An attempted takeover by former Wycombe Wanderers owner Rob Couhig collapsed in September 2024, a bid by former Reading chairman Roger Smee ended in December 2024, and negotiations over another (unnamed) takeover bid expired in February 2025. Also in February 2025, local MP Yuan Yang backed a supporters' group call for an inquiry into the club's governance since May 2012.

In March 2025, Yongge was given until 4 April 2025 to sell the club after the EFL disqualified him under its Owners' and Directors' Test. Also in March 2025, 12 months late, Reading finally submitted financial accounts for the 2022-23 relegation campaign, revealing a loss of over £20m.
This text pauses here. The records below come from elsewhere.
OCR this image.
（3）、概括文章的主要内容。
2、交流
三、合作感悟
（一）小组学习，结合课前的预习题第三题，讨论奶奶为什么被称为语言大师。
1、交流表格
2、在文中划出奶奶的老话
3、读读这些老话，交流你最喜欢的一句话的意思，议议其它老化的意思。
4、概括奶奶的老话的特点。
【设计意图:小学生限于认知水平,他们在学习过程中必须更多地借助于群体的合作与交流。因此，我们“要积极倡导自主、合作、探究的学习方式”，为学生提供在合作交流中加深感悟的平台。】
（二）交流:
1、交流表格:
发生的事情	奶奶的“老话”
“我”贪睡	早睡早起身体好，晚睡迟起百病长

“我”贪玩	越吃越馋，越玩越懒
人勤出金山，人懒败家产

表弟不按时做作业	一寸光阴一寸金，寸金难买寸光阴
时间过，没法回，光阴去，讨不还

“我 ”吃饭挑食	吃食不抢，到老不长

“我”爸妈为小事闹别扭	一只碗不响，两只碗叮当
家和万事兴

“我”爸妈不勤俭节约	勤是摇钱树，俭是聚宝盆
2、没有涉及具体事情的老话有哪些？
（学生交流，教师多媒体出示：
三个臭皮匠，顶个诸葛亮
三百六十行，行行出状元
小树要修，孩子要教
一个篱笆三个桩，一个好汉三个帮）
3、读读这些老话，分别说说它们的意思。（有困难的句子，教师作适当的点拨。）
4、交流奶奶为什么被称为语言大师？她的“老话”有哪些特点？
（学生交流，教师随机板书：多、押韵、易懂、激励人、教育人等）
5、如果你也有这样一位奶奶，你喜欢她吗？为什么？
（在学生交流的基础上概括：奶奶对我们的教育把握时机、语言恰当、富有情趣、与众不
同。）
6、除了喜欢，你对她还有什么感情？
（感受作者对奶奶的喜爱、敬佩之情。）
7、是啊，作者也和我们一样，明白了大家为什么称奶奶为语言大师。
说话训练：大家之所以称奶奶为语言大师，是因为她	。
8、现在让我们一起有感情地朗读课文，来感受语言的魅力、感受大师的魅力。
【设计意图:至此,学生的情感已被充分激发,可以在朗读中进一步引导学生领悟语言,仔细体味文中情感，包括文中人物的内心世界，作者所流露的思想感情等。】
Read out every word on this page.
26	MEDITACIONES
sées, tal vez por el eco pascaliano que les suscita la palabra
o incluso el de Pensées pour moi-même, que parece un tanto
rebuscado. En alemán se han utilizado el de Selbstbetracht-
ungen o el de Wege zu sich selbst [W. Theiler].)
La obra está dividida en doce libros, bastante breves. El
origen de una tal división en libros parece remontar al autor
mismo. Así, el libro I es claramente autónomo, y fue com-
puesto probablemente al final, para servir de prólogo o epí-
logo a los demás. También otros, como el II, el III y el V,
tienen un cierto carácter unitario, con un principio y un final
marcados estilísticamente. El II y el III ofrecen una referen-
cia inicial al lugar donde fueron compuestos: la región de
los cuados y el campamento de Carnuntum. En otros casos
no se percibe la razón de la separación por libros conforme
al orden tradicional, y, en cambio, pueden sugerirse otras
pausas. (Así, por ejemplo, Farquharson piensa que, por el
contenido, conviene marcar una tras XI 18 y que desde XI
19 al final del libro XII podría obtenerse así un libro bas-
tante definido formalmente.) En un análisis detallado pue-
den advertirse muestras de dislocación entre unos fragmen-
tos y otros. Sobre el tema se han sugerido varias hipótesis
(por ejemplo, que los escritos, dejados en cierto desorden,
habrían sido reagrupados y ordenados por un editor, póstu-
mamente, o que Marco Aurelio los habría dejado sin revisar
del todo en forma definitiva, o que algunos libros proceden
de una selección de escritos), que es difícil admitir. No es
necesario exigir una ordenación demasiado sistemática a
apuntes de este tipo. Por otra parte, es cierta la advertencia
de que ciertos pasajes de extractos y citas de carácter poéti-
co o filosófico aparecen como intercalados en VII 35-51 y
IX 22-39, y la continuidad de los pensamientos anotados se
The late filing of accounts resulted in an EFL transfer embargo, which could be reinstated if Reading failed to publish their 2023-24 accounts by 31 March.

=== New ownership (2025–) ===
On 3 May 2025, prior to the final match of the 2024-25 season, a 4-2 home defeat to Barnsley, Reading announced that a sale in principle of the club, stadium, and training ground to Rob Couhig's Redwood Holdings Limited had been agreed. On 14 May 2025, Reading and the EFL announced that Redwood Holdings had completed their takeover of the club ending Dai Yongge's ownership of the club.

On 26 June 2025, the fixtures were announced with Reading starting their third consecutive season in EFL League One with a trip to Sincil Bank to face Lincoln City and would end the season by hosting Blackpool at the Select Car Leasing Stadium.